Passado um ano da publicação da nova lista de espécies aquáticas ameaçadas de extinção do Brasil, quase nada foi colocado em prática para mudar o destino dessas espécies. A portaria 445 do Ministério do Meio Ambiente (MMA) que instituiu a lista, em 17 de dezembro de 2014, está suspensa desde junho por uma ação judicial movida pela indústria de pesca.
Nenhuma das ações de proteção ambiental previstas no texto foram implementadas; e as iniciativas de ordenamento das atividades pesqueiras que estavam em andamento dentro do governo foram paralisadas pela extinção do Ministério da Pesca e Aquicultura (MPA), em outubro.
A Portaria 445 previa a proibição da pesca de centenas de peixes, crustáceos e moluscos ameaçados de extinção, incluindo várias espécies de importância comercial, como garoupas, badejos e cações — gerando um confronto imediato com o setor pesqueiro.
Pressionado, o MMA adiou a entrada em vigor das proibições e abriu diálogo com o MPA para revisar o status e as regras de captura de algumas espécies. Com a suspensão da portaria e o fim do Ministério da Pesca, quase tudo foi paralisado. A maioria das espécies ameaçadas continuam a ser pescada sem restrições.
Apenas quatro planos de recuperação de espécies seguem em elaboração: para o caranguejo guaiamum, o bagre-branco, o cherne-poveiro e os peixes-papagaio, também conhecidos como budiões — espécies importantes para a pesca artesanal, que deverão receber regulamentação específica.

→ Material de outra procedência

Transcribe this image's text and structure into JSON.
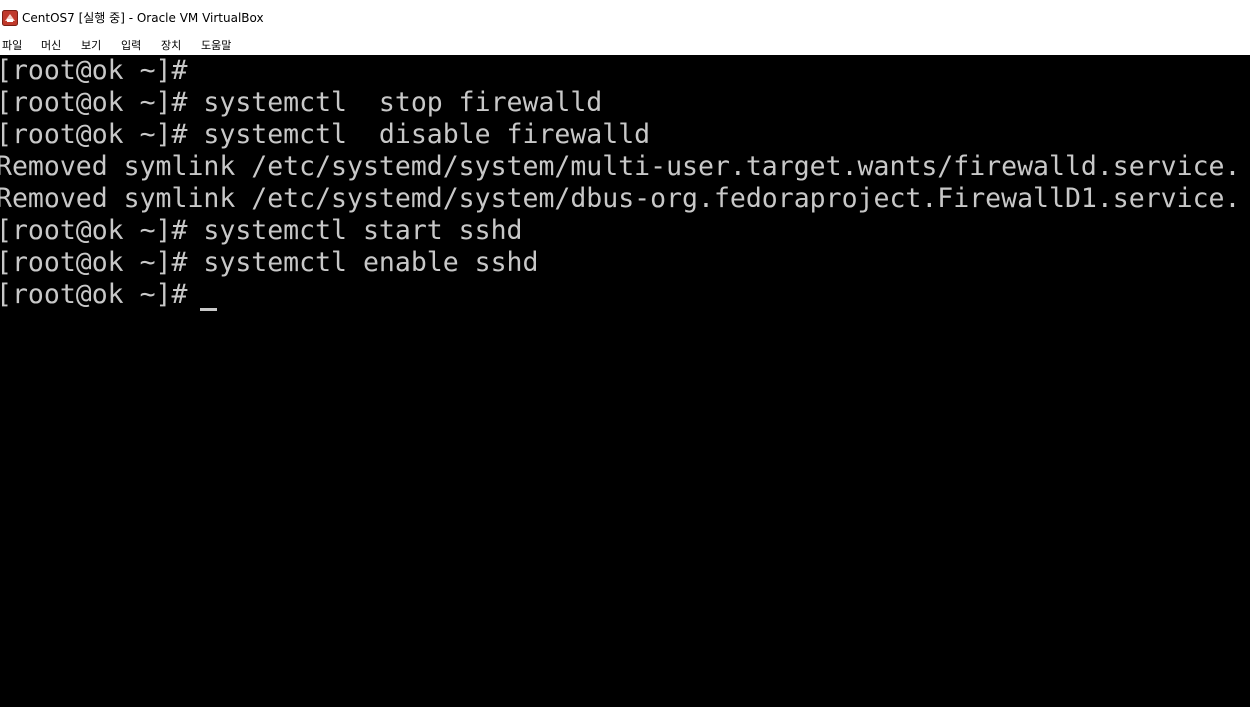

“Independentemente da situação legal da portaria, é um planejamento que precisa ser feito. São espécies que estão em situação ruim e precisam ser recuperadas; esse á o ponto central”, diz o biólogo Guilherme Dutra, diretor do Programa Marinho da ONG Conservação Internacional no Brasil, que participa das discussões.
A reação inicial da comunidade científica e ambientalista à Portaria 445 não foi de todo positiva. Muitos pesquisadores e conservacionistas criticaram a ideia de uma proibição generalizada, sem nenhuma atenção às peculiaridades de cada espécie e cada pescaria — o que poderia favorecer mais a ilegalidade do que a conservação. Ainda assim, a suspensão da portaria foi uma ducha de água fria para todos.
“O processo judicial foi algo inesperado, que emperrou todo o diálogo. As conversas eram difíceis, mas estavam caminhando”, avalia Dutra.
“Estávamos na iminência de inaugurar uma nova era na gestão pesqueira do País”, diz Fabio Hazin, pesquisador da Universidade Federal Rural de Pernambuco, que era secretário de Planejamento e Ordenamento de Pesca no extinto MPA. Ele destaca a criação, em setembro, dos Comitês Permanentes de Gestão (CPGs) e de seus subcomitês científicos, encarregados de elaborar planos de gestão, pesquisa e monitoramento dos recursos pesqueiros, em parceria com os ministérios do Meio Ambiente e Ciência e Tecnologia. “Agora está tudo em compasso de espera, até sabermos qual será o novo desenho administrativo e o grau de prioridade que a pesca terá no Ministério da Agricultura.”
Corrupção pesqueira
Quando o assunto voltar à pauta do governo em 2016, o cenário das negociações será diferente. Não só pelo fim do Ministério da Pesca, mas também por conta de mudanças no setor pesqueiro. Algumas da principais lideranças que se opunham à lista de espécies ameaçadas foram presas na operação Enredados da Polícia Federal, em outubro.
Entre elas, o então superintendente do Ibama em Santa Catarina, Américo Ribeiro Tunes, e então presidente do Sindicato dos Armadores e da Indústria da Pesca de Itajaí e Região (Sindipi), Giovani Monteiro, que em janeiro organizou um bloqueio do Porto de Itajaí (principal núcleo pesqueiro do país) para pressionar o governo a revogar a Portaria 445. Segundo a PF, eles faziam parte de um esquema de venda de licenças, cobrança de propinas e acobertamento de práticas ilegais de pesca. Antes de ser preso, Monteiro já havia sido multado em R$ 1 milhão pelo Ibama, pela captura ilegal de tubarões no Rio Grande do Sul.